L’un des points de préoccupation soulevés par le SCA concerne la sécurité du mandat du Protecteur du Citoyen et de ses adjoints. Le mandat actuel du Protecteur du Citoyen, qui arrivera à terme en octobre 2024, pose des défis considérables en raison de l’absence de Parlement en Haïti, responsable de l’initiation du processus de nomination de son successeur. Cette situation suscite des incertitudes sur la continuité du leadership de l’OPC, un élément jugé essentiel par le SCA pour assurer la stabilité et l’indépendance de l’institution. Le SCA recommande que la loi habilitante de l’OPC soit amendée pour renforcer la protection des mandats de ses dirigeants, en particulier en ce qui concerne les conditions de nomination et de révocation du Protecteur et de ses adjoints. Cette sécurité de mandat est considérée comme une condition sine qua non pour garantir l’indépendance de l’institution vis-à-vis des pressions politiques et assurer son efficacité à long terme.
Un autre aspect critique mis en lumière par le SCA est le processus de traitement des plaintes des citoyens par l’OPC. Dans son rapport, le SCA exprime des réserves sur la manière dont l’OPC reçoit, enregistre et enquête sur les plaintes, et souligne que des améliorations substantielles sont nécessaires pour assurer un traitement équitable et efficace des dossiers de violation des droits humains. Le SCA insiste pour que l’OPC mette en place des mécanismes de suivi plus rigoureux, afin de garantir la transparence dans le traitement des plaintes et de renforcer la confiance des citoyens dans l’institution.
La publication et la diffusion des rapports annuels de l’OPC, qui font état de la situation des droits humains dans le pays, sont également des sujets de préoccupation pour le SCA. Selon la loi, l’OPC est tenu de soumettre un rapport annuel au Président de la République et au Parlement, mais en raison de la situation politique actuelle et de l’absence de Parlement, les rapports de 2022 et 2023 n’ont pas été dûment pris en compte par les autorités. Le SCA recommande à l’OPC de développer des moyens alternatifs pour assurer la diffusion de ses rapports, de sorte que les conclusions et recommandations puissent atteindre un public large, y compris les organisations internationales et la société civile. La visibilité de ces rapports est cruciale pour sensibiliser sur les violations des droits humains en Haïti et mobiliser l’opinion publique.

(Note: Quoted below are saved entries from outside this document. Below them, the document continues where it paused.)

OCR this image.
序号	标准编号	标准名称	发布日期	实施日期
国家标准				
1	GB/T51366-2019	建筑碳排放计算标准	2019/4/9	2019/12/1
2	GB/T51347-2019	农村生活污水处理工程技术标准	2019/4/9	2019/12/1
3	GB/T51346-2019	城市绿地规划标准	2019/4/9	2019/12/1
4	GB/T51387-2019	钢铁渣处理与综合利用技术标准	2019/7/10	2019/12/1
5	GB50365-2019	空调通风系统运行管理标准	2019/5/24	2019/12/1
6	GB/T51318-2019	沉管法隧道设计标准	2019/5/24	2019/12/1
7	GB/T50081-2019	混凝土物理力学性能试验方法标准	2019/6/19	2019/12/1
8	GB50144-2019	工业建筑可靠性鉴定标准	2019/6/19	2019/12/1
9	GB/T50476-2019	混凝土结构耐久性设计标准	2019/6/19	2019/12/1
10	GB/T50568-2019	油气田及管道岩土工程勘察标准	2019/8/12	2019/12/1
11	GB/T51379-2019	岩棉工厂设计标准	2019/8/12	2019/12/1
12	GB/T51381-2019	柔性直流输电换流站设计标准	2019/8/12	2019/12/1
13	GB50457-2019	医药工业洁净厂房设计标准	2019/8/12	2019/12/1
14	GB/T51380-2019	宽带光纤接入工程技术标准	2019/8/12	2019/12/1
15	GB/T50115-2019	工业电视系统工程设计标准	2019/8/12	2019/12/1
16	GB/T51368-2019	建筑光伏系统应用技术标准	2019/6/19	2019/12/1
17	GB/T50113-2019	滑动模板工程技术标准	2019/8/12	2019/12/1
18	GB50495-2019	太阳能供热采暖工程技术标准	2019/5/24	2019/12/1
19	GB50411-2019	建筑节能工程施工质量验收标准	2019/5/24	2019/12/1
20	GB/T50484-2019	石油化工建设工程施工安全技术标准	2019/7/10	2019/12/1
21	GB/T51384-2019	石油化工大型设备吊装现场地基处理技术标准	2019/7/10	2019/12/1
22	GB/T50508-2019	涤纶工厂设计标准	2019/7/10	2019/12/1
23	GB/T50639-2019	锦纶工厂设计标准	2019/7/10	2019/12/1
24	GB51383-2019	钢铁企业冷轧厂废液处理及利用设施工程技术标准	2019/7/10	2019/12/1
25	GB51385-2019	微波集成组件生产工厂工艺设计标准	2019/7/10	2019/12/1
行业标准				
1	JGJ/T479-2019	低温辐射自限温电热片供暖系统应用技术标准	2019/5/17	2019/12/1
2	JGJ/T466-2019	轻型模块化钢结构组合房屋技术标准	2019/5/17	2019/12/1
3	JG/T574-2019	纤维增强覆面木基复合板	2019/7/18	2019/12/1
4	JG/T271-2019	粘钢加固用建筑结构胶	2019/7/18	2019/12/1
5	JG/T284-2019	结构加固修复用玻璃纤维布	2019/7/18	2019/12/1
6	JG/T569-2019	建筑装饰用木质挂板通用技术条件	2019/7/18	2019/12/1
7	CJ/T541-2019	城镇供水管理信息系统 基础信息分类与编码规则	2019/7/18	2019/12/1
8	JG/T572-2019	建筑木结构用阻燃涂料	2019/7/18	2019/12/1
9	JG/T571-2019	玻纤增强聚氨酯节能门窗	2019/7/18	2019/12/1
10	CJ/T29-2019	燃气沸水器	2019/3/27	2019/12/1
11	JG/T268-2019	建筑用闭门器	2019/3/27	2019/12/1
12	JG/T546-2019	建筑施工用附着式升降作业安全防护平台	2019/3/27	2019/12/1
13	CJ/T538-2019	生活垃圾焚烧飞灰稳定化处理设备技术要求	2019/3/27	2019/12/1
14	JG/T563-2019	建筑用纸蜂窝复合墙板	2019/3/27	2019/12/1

La coopération de l’OPC avec les organisations de la société civile a également été jugée insuffisante par le SCA, qui insiste sur l’importance de renforcer les relations avec ces acteurs pour accroître la crédibilité et l’efficacité de l’institution. En vertu de l’article 13 de sa loi habilitante, l’OPC dispose d’une capacité de nommer un représentant de la société civile au sein d’instances stratégiques comme le Conseil Supérieur du Pouvoir Judiciaire. Toutefois, le SCA a noté des plaintes de groupes de la société civile concernant le manque de transparence dans ces nominations. Le SCA recommande ainsi que l’OPC adopte des procédures transparentes, impliquant une consultation plus étroite avec les acteurs de la société civile, pour garantir que leurs voix soient prises en compte dans les décisions et nominations importantes.
Le financement insuffisant de l’OPC représente une entrave majeure à son efficacité, comme le souligne également le rapport du SCA. En 2023, le budget de l’OPC a été réduit de 26 millions de gourdes, limitant sa capacité à remplir son mandat et à mener des interventions essentielles. Le SCA exhorte l’OPC à trouver des moyens d’obtenir un financement adéquat, y compris par la recherche de partenariats avec des organismes internationaux ou des donateurs, afin d’assurer son autonomie financière. Le SCA estime qu’une institution nationale des droits de l’homme ne peut être efficace que si elle dispose des ressources financières nécessaires pour opérer de manière indépendante et sans dépendre des allocations budgétaires fluctuantes de l’État.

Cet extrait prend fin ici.